Meu mundo versus Marta não é um quadrinho fácil. Sem um único balão de texto, somos jogadas em uma distopia - época e lugar desconhecidos - com poucas informações disponíveis sobre ela. É um enredo bastante subjetivo, mas que, para mim, não funcionou muito bem.
O quadrinho
Em uma cidade com ares de Pelotas, num futuro incerto e distópico, acompanhamos um sujeito que trabalha em algum tipo de laboratório genético. Em sua casa, ele mantém um tipo de biorrobô (a Marta do título) que, no começo, achei que fosse sua filha e por boa parte da leitura achei que fosse. Conforme os dois circulam pelos cenários degradados, o casal atrai a atenção das pessoas, que lhes dirigem olhares desconfiados, intimidantes. A sensação é que um conflito está prestes a estourar.Marta deixa de ser criança e conforme acompanhamos os quadros. O relacionamento dos dois se intensifica conforme lá fora as coisas parecem degringolar. O homem está cansado do seu trabalho, querendo passar seu tempo com Marta. É possível notar o medo e a opressão nos quadros, conforme acompanhamos o cenário, a mudança nas fachadas, a forma como algumas pessoas apontam para Marta e seu companheiro.

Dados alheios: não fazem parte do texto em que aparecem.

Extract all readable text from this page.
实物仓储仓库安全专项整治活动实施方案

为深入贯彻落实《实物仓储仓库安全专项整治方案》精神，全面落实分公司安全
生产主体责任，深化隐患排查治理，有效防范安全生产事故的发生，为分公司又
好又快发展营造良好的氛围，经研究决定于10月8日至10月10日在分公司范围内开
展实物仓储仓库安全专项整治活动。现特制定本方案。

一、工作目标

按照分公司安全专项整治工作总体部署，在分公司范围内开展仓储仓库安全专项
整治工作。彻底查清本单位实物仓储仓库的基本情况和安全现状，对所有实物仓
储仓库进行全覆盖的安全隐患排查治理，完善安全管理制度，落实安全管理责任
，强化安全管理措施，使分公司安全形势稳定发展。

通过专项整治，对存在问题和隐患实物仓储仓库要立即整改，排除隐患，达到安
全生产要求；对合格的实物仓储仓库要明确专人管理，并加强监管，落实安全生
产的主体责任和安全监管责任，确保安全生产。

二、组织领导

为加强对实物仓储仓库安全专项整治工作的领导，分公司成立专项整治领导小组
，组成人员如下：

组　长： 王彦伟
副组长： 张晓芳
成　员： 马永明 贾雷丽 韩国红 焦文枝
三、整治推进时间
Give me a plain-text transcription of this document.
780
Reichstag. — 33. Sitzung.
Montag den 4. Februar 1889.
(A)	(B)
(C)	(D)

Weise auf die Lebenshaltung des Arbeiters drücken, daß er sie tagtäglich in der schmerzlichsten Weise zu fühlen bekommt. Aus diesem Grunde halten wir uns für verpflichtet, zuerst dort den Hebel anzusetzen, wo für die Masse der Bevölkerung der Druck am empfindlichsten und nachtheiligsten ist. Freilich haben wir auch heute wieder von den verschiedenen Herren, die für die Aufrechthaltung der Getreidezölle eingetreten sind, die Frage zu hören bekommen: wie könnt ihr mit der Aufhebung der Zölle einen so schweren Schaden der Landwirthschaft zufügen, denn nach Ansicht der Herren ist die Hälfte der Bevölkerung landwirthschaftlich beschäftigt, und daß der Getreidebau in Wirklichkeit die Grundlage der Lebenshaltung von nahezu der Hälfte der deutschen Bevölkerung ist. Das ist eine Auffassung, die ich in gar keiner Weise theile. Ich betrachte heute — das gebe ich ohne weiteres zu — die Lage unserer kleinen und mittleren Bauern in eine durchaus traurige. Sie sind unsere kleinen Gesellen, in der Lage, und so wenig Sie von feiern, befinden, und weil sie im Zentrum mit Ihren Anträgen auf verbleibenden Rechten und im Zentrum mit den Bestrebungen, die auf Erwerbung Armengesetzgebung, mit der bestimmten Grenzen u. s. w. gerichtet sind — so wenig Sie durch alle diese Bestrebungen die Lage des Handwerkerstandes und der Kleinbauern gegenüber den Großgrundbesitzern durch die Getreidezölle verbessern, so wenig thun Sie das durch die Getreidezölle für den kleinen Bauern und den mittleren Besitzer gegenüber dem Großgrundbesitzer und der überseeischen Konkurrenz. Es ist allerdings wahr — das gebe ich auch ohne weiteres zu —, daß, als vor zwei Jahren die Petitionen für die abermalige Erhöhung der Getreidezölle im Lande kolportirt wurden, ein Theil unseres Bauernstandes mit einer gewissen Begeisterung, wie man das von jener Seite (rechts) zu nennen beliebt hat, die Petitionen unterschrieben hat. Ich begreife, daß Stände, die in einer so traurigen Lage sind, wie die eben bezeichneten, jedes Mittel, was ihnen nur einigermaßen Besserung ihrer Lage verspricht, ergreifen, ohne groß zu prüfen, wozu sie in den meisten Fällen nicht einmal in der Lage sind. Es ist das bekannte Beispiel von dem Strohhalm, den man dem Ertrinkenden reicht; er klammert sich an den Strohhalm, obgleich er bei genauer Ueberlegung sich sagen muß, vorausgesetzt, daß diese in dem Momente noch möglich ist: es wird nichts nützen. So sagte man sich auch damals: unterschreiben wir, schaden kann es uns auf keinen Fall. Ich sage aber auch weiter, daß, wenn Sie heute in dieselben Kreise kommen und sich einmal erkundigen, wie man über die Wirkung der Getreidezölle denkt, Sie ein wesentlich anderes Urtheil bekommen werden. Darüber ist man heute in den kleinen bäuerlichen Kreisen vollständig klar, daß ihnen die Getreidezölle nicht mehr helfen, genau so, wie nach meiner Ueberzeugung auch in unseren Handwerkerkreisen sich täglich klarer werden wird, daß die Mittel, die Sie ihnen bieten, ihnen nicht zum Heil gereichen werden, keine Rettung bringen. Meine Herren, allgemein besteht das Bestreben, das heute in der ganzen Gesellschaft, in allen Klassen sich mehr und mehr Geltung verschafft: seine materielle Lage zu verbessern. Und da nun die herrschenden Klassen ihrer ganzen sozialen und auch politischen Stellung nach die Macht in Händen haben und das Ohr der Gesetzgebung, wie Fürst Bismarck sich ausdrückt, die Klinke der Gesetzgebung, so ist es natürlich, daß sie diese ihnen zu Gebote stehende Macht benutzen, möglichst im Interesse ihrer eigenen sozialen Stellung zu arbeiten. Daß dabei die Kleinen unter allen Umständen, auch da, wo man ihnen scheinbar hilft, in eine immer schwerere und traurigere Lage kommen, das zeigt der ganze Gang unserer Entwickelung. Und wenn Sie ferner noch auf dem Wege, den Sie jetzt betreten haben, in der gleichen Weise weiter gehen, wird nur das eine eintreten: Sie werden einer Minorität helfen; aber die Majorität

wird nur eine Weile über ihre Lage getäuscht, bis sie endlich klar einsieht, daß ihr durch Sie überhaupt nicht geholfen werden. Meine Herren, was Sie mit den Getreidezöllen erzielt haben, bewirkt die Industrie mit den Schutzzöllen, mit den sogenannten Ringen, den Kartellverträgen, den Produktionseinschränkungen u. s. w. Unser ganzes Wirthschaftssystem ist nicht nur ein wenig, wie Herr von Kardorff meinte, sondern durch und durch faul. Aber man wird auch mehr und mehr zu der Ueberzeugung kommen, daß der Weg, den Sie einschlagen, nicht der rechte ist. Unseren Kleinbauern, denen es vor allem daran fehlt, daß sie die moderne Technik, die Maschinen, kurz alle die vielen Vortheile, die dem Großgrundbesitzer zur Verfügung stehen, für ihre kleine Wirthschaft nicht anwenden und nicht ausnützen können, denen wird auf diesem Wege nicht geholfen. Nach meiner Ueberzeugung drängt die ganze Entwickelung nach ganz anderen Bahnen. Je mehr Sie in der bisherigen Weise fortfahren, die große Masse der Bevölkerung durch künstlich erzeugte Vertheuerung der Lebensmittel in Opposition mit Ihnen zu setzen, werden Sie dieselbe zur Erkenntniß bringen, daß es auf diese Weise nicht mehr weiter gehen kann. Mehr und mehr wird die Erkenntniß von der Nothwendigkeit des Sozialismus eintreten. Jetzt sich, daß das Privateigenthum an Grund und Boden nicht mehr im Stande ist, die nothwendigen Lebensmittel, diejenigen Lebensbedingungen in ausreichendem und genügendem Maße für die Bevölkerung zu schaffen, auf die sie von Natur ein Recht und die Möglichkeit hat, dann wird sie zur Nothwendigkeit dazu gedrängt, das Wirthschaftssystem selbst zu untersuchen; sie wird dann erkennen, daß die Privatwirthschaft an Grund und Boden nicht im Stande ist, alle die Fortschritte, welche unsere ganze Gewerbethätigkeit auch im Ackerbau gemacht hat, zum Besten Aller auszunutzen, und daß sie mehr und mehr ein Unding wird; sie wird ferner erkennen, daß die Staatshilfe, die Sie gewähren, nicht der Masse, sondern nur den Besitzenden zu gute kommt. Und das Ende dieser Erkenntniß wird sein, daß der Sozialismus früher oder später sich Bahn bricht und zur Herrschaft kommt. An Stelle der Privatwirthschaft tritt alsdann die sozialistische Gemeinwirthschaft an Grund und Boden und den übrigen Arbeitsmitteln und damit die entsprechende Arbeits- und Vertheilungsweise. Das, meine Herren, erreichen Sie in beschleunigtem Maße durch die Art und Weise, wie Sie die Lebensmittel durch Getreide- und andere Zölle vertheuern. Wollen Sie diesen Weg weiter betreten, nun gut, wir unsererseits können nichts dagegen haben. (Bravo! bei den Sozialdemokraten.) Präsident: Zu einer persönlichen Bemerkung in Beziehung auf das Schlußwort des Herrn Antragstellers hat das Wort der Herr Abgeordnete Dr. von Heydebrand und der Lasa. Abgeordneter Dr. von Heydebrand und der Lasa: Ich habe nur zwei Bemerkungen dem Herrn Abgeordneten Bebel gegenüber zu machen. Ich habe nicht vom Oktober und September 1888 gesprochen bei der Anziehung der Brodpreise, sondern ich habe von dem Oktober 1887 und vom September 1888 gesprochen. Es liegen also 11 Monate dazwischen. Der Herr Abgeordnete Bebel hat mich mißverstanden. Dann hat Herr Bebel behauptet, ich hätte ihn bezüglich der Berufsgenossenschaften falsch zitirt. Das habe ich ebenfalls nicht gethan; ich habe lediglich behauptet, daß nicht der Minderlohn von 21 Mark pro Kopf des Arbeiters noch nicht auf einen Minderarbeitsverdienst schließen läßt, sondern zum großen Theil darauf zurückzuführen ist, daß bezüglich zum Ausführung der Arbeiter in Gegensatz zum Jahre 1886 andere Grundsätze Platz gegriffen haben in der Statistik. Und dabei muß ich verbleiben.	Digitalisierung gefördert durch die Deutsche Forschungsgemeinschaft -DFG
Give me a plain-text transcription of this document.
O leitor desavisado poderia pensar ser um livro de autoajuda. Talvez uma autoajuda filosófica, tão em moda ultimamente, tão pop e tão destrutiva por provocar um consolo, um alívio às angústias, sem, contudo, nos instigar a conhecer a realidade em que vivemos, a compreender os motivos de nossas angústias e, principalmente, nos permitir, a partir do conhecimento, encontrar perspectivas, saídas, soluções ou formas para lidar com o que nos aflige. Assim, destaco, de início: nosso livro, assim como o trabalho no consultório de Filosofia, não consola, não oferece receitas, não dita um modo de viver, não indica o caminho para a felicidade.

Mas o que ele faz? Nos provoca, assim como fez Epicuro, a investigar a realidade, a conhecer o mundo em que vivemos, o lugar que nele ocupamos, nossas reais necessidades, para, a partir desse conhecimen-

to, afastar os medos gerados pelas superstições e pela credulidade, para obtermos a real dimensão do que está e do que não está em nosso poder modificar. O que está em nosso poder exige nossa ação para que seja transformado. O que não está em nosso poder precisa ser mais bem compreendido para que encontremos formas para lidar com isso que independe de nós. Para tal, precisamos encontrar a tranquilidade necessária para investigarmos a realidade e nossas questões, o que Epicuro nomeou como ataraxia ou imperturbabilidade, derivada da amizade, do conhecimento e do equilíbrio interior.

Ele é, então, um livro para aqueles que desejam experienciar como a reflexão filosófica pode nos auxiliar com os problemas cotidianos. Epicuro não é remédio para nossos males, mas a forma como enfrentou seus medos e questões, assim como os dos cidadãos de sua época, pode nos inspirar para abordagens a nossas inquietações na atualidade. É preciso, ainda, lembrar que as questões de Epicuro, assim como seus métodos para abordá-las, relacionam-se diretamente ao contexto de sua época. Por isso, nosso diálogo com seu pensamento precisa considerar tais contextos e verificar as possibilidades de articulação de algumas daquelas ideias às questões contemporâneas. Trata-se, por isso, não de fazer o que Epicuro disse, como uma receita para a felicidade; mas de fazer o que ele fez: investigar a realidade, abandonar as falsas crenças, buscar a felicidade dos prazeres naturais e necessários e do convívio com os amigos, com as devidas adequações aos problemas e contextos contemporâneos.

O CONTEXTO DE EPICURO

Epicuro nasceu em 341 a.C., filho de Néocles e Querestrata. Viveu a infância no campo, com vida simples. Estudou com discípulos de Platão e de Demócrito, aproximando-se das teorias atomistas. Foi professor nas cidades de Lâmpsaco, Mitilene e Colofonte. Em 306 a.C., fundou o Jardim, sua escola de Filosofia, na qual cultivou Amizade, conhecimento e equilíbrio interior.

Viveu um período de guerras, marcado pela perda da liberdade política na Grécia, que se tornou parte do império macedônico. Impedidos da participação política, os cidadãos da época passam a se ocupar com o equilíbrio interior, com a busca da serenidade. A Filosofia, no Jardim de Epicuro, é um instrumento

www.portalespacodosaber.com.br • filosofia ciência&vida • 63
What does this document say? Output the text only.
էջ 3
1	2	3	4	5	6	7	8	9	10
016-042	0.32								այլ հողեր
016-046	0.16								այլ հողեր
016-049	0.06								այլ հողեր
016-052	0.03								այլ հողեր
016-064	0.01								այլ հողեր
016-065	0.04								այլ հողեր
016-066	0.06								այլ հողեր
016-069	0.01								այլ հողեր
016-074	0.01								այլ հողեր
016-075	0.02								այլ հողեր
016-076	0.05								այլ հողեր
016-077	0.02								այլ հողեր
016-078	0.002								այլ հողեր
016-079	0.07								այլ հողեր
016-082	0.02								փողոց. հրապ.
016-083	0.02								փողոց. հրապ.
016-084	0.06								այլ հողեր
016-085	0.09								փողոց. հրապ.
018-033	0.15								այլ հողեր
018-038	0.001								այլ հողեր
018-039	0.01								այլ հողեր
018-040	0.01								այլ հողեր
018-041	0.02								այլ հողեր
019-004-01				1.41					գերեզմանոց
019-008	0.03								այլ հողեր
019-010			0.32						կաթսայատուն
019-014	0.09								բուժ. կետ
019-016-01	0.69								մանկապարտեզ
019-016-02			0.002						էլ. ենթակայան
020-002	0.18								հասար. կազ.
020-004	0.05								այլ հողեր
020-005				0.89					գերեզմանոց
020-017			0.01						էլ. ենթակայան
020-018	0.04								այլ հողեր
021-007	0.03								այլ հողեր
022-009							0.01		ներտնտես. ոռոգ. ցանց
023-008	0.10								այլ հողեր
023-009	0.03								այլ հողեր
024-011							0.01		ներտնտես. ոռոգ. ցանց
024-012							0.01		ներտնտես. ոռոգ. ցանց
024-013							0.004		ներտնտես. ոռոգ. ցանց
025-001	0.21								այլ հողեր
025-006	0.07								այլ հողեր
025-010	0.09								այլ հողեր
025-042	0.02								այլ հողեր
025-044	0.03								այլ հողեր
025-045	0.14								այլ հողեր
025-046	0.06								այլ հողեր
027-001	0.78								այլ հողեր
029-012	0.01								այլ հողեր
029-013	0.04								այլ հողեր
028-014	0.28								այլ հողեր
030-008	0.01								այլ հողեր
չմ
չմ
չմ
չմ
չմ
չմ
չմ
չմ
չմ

Os personagens se blindam da barbárie do lado de fora através da arte, como com a música, onde temos quadros em que eles tocam piano juntos. No apartamento do homem vemos pôsteres de filmes, além dos desenhos feitos por ele. O próprio autor do quadrinho comentou em uma entrevista para a Gazeta do Povo:
Os truculentos, os protofascistas, os intolerantes e os egoístas odeiam a arte porque a arte transporta um tipo de celebração incômoda que os atinge, porque fere e altera permanentemente os processos do acomodar que lhes é tão conveniente, os processos em que, como se observa hoje no Brasil, levam uma parcela minoritária da população a abraçar a morte e também os discursos que, sem qualquer pudor, descartam a vida e a dignidade humana.
Nesse sentido, o quadrinho dialoga diretamente com a gente nesses tempos doidos de pandemia, onde as artes nos livros, séries, filmes, quadrinhos, se tornaram nosso escape desse mundo horrível. Assim como ciclo de opressão vivido pelo personagem recomeça no quadrinho, para nós é um ciclo que também recomeça ao vermos que o autoritarismo, o militarismo, a ditadura, nunca são abolidos completamente. Eles estão sempre à espreita, tal como alguns personages do quadrinho.
Não tenho problema com obras subjetivas, mas acredito que obras abertas demais acabam ficando um tanto incompreendidas. Os autores precisam nos dar as migalhas que vão preencher os espaços vazios deixados para que cada pessoa que leia o preencha com sua própria compreensão. E sinto que aqui ficou tudo tão subjetivo que é bem possível que você termine de ler e não tenha, de fato, captado as mensagens deixadas nos quadros.
Também não tenho problema com ausência de textos nos quadros. É possível entender as histórias através dos desenhos. Mas nem mesmo a narrativa visual do quadrinho é clara. Os autores já disseram que o quadrinho tem várias interpretações conforme o lemos várias vezes, mas se você precisa ler várias vezes será que a compreensão não fica prejudicada? Nem era preciso mexer muito na estrutura da obra, mas senti falta de mais contexto que ajudasse quem lê a não ficar boiando.
Os traços são super simples, mas não menos carregados de uma forte mensagem. Gostei da forma como o ilustrador compôs os quadros, até mesmo no uso dos vazios para expôr o vazio da vida dos personagens. Os poucos textos que vemos estão na verdade em cartazes e fachadas, nunca em balões falados pelos personagens. O quadrinho em si é em papel encorpado no miolo e capa comum de acabamento macio.
Obra e realidade
São nos momentos de maior opressão que a arte deve ser protegida e preservada. Essa é uma das lições valiosas de Meu mundo versus Marta, onde as personagens se isolam do mundo violento, tentando encontrar alguma beleza em meio ao caos. É também uma lembrança de como a arte sofre ataques assim que um populista de discurso fácil chega ao poder. Nem precisamos abrir um livro de história, veja o que acontece aqui diariamente.Paulo Scott é um poeta e escritor brasileiro. Rafael Sica é um ilustrador e quadrinista brasileiro.
Pontos positivos
MartaDistopia
Pontos negativos
Subjetivo demaisLeitura lenta
É chato
Avaliação do MS?
Não vou dizer que o quadrinho é de todo decepcionante. Foi uma leitura bem OK para mim. Apenas senti que subjetividade demais no quadrinho prejudicou a mensagem passada. Três aliens para Meu mundo versus Marta.Até mais!